Ancient craft: Water bowls by Lee Hak-su


Until June 3 at the Korean Cultural Centre UK, 1-3 Strand, London, WC2. Visit kccuk.org.uk

Korea is celebrated for ceramics worldwide, and you can explore the beauty and heritage of its ancient craft in this show of 16 makers. As for the show’s title, “Serenity” reflects the work of old-established potters with traditional techniques, while “Dynamism” is the new blood trained at art schools. Work has been loaned from galleries, museums and auction houses the world over.

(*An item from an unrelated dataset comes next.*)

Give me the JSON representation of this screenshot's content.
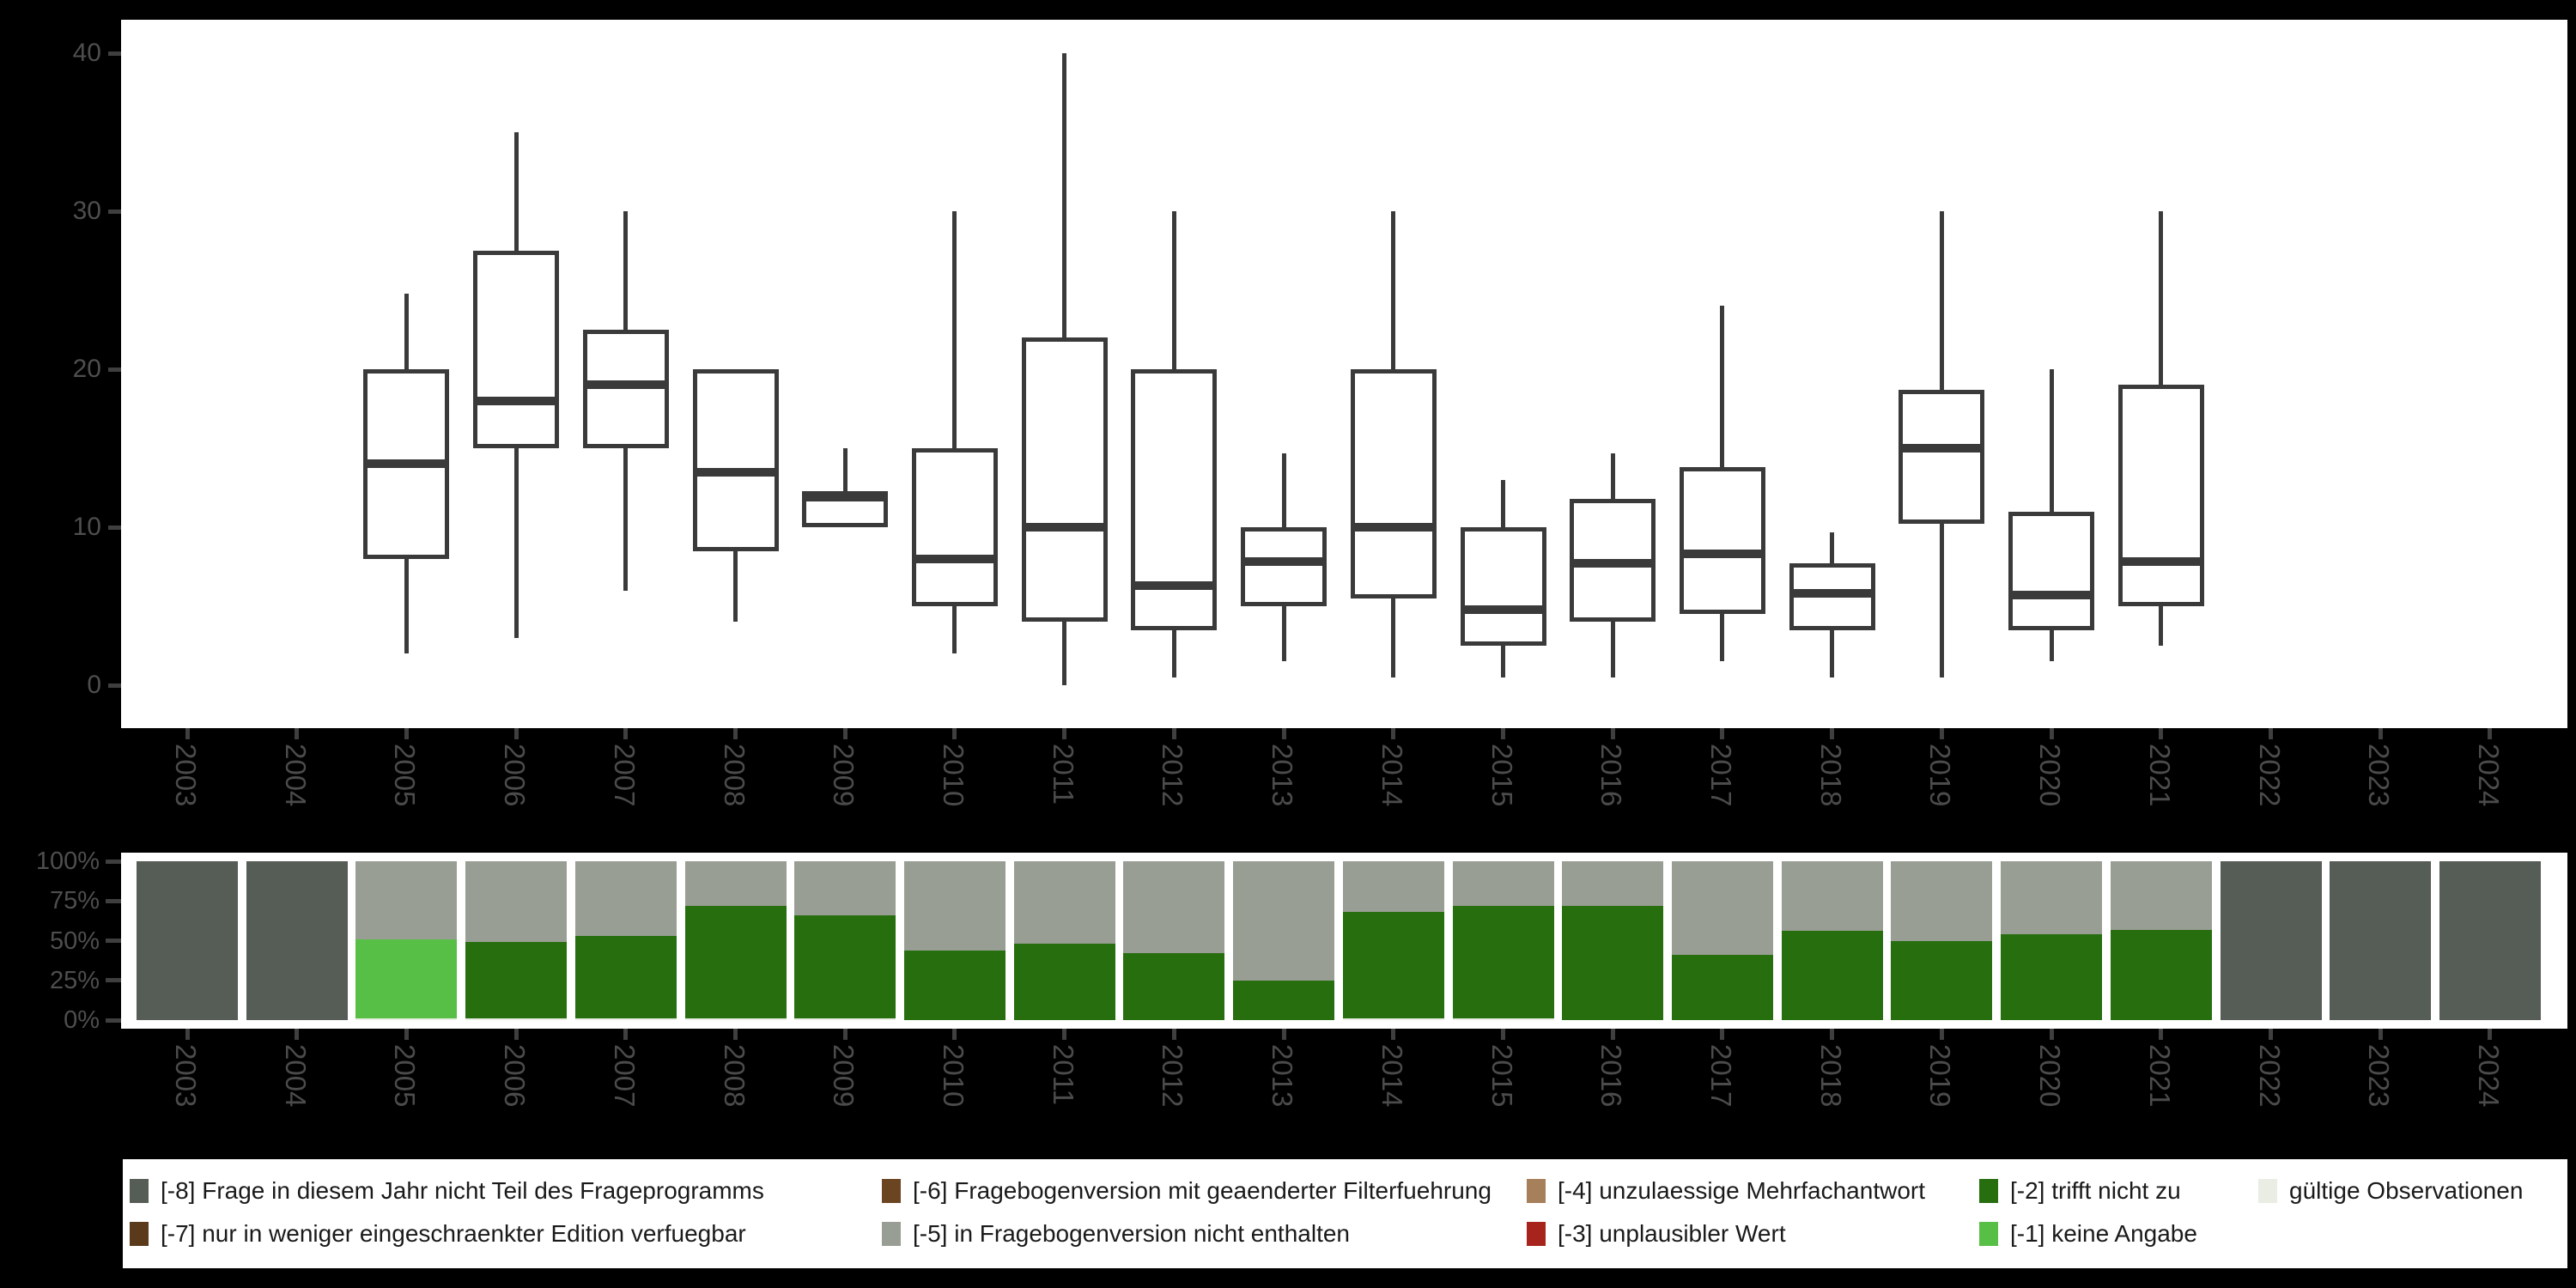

See a full range, from onggi — earthenware pieces for storing food, like these water bowls by Lee Hak-su — to celadon, with a grey-green glaze, to contemporary porcelain and mixed materials. Connoisseurs and ceramicists will be fascinated to see the private collection of 200 traditional tools used by Korean potters.


Fused glass: bowl by Lynn Foster


May 20-21 at Mary Ward House, 5-7 Tavistock Place, WC1; madelondon-bloomsbury.org (01903 608757)

Grade I-listed Mary Ward House is the stunning Arts & Crafts venue for the spring edition of Made London, with 120 makers in textiles, ceramics, art, glass, jewellery and more on hand to sell their work and share the secrets of its making. This fused glass bowl is by Lynn Foster of Cockpit Arts. A former “settlement” where rich Edwardians helped London’s poor, the house has a gym, theatre, drawing room, library, dining rooms and classrooms, plus a café with seating outside in a walled garden.



May 16-20, noon to 7pm at Craft Central, St John’s Square, EC1. Visit celebrationofcraftsmanship.com

Shapely solid timbers, fine veneers, precision joints and intricate inlay — here’s a taster for a much bigger celebration that takes place every August in Cheltenham, with 300 makers, mainly of furniture.

Coming to London are 35 pieces from 22 small workshops of master craftsmen and women, from Yorkshire to Cornwall and the Isle of Wight. “Their workshops, so often overlooked, are sources of rare talent,” says show organiser Jason Heap, himself an award-winning furniture designer-maker.

A date for your diary is 3pm-7pm next Tuesday, May 16, when you can meet the makers, share the secrets of their work, and maybe discuss a commission. We love the Velo chair by Jan Waterston in ash, for £2,000. Also comes in other woods.